Ellsberg: Leaked Pentagon Papers from Vietnam give clues to why Obama will most likely grant military requests to send more troops to Afghanistan.
Paul Jay, senior producer of The Real News Network, interviewed former military analyst and Pentagon whistle-blower Daniel Ellsberg about the common thread between the conflict in Afghanistan and the war in Vietnam.
Like Vietnam, Ellsberg said "no victory lies ahead [for the US] in Afghanistan" and President Barack Obama knows it.
Still, Ellsberg believes Obama will "go against his own instincts as to what's best for the country and do what's best for him and his administration and his party in the short run facing elections, which is to avoid a military revolt."
That means the president will likely authorize a sizable increase of US forces in the region, Ellsberg said, because Obama fears that top US military commanders will stage a revolt if he rejects their requests for additional soldiers.
Ellsberg predicted that Obama will cave in to Gen. Stanley McCrystal's request for as many as 40,000 US troops in order to, "prevent his military from making a political case to his public and to the Congress that he has been weak, unmanly, indecisive, and weak on terrorism, and has endangered American troops."
The Pentagon Papers, which Ellberg leaked to The New York Times in 1971, made public the decision-making details behind the Vietnam War. Ellsberg chose to leak the highly-sensitive papers because they revealed that the government was continuing the Vietnam War despite knowing it would not likely be won.

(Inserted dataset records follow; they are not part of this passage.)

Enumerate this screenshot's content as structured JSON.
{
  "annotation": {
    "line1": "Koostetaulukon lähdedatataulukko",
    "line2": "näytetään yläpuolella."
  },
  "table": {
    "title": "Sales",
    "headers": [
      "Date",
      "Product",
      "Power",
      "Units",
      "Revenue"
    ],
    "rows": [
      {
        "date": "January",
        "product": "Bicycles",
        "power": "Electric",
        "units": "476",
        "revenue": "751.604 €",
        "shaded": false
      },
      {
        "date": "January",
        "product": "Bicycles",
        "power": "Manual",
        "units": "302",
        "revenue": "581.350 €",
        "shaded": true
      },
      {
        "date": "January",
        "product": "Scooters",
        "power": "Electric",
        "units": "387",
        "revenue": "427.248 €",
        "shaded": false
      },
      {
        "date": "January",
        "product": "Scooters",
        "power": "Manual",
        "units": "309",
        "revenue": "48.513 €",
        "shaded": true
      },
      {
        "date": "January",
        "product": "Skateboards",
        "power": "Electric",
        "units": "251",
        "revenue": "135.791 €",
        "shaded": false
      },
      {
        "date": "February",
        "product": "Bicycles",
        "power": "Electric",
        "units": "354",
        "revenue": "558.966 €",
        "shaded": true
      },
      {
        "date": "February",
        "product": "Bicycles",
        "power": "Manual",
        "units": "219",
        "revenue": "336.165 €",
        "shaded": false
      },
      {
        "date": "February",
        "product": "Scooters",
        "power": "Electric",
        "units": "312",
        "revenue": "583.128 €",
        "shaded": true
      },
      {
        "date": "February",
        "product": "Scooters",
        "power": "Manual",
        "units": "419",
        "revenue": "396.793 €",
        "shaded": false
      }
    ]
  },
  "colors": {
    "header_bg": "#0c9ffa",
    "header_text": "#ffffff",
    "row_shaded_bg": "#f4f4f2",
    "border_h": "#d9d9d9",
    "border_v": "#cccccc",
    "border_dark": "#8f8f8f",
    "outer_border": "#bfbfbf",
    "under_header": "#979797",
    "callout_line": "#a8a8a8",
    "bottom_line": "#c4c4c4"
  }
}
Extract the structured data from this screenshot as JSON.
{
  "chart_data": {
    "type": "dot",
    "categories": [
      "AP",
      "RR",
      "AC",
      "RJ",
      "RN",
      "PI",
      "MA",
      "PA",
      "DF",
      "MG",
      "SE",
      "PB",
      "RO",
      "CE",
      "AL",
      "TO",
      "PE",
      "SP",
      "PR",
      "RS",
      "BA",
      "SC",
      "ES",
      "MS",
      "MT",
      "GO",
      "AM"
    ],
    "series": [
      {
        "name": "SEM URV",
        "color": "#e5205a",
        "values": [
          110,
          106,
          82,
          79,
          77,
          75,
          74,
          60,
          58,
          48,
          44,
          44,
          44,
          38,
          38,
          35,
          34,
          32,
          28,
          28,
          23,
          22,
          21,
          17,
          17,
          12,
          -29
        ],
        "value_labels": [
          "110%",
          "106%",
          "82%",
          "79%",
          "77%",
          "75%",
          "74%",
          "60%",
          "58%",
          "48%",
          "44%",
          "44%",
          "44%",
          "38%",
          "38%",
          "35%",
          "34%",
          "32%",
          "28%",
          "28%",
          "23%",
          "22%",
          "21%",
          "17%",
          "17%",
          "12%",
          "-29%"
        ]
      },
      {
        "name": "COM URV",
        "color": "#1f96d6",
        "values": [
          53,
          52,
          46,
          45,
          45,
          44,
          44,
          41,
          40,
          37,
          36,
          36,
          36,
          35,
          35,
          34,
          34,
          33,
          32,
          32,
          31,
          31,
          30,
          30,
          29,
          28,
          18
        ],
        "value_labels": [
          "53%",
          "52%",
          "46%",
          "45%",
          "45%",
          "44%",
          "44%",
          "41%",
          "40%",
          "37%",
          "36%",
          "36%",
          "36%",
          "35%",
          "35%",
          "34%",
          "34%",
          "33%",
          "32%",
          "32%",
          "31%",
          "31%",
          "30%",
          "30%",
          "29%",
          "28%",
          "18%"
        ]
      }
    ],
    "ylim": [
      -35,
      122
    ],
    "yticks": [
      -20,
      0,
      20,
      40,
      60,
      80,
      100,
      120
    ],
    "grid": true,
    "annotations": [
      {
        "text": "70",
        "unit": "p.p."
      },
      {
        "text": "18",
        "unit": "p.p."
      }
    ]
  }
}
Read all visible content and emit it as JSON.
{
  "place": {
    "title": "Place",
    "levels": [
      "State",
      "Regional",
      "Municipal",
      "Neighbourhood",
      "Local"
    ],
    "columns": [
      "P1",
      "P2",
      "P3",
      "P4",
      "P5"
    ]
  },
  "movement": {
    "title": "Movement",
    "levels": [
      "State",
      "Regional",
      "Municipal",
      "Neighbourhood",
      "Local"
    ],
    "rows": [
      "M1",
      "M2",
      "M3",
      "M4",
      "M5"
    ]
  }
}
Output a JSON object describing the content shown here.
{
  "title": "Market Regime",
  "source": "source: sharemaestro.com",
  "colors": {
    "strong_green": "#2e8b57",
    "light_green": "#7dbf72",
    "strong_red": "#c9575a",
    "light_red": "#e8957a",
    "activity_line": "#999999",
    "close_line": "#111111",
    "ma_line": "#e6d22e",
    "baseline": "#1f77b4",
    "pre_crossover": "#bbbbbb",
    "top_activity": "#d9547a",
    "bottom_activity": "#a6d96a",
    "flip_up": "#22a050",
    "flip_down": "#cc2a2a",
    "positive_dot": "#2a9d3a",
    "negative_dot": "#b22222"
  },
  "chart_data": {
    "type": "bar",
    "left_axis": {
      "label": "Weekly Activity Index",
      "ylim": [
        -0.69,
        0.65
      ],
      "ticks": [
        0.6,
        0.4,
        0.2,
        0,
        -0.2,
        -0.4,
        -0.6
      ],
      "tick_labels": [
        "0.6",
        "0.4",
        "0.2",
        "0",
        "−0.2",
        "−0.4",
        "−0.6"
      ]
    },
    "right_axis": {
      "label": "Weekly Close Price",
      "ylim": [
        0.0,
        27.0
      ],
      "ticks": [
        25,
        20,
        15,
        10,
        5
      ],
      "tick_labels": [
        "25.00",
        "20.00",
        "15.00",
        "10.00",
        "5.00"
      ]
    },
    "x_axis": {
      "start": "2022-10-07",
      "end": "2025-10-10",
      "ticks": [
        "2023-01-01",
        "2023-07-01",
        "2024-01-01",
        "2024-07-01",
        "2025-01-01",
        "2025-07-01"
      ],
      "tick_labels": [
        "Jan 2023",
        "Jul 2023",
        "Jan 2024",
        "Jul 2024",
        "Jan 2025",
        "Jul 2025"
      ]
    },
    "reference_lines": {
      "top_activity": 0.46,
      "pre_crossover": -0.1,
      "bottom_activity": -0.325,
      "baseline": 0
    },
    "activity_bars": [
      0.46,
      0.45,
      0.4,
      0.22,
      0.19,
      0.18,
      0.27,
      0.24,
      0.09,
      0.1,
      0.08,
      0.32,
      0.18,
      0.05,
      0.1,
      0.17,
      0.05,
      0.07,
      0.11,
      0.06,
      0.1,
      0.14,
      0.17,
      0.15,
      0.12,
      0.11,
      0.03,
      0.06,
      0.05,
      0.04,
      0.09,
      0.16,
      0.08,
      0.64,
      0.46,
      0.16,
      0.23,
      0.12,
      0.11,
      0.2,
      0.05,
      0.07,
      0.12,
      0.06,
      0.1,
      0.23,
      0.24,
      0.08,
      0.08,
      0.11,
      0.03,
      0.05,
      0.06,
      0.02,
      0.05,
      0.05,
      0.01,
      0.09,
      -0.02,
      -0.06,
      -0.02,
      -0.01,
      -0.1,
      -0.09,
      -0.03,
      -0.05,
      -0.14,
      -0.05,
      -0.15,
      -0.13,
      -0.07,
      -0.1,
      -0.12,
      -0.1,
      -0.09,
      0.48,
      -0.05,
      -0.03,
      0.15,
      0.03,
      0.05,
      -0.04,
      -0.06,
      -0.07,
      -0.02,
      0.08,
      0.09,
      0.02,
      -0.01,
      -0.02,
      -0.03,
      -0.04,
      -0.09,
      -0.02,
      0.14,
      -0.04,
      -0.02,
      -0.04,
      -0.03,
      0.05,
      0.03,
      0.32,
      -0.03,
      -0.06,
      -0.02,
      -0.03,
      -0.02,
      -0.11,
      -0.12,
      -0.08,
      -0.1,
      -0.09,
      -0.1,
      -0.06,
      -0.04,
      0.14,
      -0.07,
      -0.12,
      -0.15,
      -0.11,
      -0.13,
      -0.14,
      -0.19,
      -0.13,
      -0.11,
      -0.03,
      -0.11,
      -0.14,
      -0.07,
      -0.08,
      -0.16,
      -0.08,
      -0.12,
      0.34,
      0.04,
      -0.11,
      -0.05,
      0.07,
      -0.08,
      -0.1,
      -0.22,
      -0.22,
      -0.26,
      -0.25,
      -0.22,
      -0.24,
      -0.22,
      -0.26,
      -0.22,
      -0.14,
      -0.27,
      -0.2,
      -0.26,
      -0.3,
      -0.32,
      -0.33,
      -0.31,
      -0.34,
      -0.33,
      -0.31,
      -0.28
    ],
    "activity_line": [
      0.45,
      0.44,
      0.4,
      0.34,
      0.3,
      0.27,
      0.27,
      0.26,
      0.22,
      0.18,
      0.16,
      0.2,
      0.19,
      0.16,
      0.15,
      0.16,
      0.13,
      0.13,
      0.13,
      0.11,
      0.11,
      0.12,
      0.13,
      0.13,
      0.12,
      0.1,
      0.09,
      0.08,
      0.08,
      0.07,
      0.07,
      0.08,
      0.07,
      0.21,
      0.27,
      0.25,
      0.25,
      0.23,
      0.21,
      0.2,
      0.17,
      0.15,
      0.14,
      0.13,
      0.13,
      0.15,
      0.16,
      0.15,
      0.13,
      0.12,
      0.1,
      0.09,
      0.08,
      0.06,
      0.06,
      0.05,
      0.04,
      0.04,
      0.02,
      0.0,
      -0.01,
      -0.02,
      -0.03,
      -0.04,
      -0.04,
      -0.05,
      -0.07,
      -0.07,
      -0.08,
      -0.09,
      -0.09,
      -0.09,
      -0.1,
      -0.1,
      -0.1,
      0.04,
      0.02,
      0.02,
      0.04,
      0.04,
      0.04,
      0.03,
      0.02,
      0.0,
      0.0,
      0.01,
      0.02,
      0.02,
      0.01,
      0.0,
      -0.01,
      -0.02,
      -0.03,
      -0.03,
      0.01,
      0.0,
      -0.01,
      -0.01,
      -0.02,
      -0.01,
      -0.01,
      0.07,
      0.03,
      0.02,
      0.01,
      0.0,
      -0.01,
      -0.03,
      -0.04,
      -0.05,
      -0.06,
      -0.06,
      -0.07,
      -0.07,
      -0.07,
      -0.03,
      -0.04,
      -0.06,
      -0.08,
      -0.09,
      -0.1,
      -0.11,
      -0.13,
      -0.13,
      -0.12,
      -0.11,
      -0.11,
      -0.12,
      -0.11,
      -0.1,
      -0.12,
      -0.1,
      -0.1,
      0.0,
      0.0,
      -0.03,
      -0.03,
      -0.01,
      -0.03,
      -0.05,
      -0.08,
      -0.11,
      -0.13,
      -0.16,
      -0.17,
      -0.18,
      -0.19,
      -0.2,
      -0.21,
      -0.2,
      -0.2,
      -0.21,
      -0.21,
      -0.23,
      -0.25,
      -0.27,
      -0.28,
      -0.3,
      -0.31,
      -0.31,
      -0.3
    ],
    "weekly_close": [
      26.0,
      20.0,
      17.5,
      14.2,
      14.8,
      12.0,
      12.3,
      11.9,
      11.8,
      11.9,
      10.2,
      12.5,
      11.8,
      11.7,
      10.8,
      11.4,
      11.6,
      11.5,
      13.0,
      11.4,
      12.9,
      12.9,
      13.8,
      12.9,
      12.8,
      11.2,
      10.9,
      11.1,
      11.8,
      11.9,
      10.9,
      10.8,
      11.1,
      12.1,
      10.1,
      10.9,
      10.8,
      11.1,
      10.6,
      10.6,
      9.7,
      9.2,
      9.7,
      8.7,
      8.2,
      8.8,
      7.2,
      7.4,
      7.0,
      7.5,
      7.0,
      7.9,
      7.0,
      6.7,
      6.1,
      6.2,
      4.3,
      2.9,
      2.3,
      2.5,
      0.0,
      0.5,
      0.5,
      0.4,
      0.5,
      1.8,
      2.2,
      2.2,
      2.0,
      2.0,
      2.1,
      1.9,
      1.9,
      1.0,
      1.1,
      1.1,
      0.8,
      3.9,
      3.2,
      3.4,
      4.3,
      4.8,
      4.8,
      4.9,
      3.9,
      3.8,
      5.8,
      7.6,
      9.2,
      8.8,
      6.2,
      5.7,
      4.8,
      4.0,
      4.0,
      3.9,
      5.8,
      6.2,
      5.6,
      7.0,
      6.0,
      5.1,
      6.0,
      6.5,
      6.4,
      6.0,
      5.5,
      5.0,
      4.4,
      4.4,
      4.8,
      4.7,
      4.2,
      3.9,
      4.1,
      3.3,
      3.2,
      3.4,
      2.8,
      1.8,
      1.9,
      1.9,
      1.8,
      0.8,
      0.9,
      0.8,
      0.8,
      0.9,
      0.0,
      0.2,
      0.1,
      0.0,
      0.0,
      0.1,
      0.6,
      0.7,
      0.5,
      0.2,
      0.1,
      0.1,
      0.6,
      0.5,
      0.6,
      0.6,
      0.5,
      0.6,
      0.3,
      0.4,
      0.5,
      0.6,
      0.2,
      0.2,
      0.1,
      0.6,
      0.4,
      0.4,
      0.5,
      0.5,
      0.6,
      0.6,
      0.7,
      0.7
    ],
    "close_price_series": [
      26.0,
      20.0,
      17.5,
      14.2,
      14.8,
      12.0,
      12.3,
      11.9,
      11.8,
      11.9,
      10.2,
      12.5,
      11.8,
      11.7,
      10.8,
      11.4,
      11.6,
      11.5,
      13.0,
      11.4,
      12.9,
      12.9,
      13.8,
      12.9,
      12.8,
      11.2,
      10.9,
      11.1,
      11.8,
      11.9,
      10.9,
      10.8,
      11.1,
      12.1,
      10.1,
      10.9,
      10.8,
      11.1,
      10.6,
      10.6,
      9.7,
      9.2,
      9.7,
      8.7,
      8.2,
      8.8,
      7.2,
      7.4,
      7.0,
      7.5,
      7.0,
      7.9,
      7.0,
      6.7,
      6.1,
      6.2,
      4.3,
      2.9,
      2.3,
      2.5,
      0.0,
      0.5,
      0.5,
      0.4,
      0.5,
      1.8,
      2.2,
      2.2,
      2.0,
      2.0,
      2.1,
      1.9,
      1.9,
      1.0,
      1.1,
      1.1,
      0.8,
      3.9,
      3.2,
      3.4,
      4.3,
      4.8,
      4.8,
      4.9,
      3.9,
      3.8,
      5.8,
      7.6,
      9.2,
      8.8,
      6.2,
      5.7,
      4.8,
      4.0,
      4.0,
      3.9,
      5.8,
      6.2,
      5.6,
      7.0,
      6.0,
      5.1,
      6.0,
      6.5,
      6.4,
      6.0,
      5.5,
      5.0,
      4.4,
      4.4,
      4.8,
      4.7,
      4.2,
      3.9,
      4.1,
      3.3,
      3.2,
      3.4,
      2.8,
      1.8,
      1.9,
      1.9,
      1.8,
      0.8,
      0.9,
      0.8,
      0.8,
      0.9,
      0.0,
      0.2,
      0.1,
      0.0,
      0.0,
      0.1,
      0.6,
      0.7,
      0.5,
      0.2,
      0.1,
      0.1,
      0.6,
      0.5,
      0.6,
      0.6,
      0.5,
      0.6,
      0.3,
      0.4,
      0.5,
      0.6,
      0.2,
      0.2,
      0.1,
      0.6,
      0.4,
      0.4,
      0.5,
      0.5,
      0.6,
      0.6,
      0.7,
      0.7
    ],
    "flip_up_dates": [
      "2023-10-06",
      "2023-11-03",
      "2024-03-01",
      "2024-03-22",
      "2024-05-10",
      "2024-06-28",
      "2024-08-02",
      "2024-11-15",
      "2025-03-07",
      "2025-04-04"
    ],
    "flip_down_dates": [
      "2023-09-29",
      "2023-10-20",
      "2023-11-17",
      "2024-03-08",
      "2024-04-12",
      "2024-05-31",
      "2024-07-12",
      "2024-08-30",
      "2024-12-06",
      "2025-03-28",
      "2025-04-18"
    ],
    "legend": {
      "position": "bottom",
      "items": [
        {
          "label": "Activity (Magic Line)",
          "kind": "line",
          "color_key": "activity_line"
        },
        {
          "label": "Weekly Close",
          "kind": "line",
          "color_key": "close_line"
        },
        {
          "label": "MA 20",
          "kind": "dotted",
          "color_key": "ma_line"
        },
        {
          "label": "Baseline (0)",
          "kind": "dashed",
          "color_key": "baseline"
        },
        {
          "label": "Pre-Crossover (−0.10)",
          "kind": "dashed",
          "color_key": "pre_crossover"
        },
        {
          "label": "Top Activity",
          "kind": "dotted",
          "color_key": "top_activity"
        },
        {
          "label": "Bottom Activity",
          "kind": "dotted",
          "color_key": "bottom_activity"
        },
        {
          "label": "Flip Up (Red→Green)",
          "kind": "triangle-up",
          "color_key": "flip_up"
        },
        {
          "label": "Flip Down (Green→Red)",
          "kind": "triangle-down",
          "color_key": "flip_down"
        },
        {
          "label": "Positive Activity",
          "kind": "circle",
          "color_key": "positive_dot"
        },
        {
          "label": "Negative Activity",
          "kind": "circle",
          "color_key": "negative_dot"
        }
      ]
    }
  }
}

As revealed in the Pentagon Papers, Ellsberg said that President Lyndon B. Johnson chose to go along with increasing US troops in Vietnam: "To keep the military from resigning and going public with complaints that he had abandoned a winnable war."
President Obama's decision to shield himself from a military revolt, as Johnson chose to do in 1965, will take place at the expense of US troops and Afghani civilians, said Ellsberg.
"Many Americans, many Afghans will die in order to protect the president from that kind of blame," Ellsberg said.
Ellsberg, who used to write about what is now known as counterinsurgency theory, critiqued General McChrystal's approach to Afghanistan. Sending more troops to Afghanistan, said Ellsberg, will only increase the Taliban's strength. Ellsberg said:
"The more troops we put in Vietnam, the more Vietcong were recruited. And, the more troops we put in Afghanistan, the curve shows very clearly from 2005 on, the Taliban has come back having been, as you say, despised and reviled by most of the country. How can it be that they get the degree of support that they do now? One reason only: the number of troops, of US troops that they are fighting."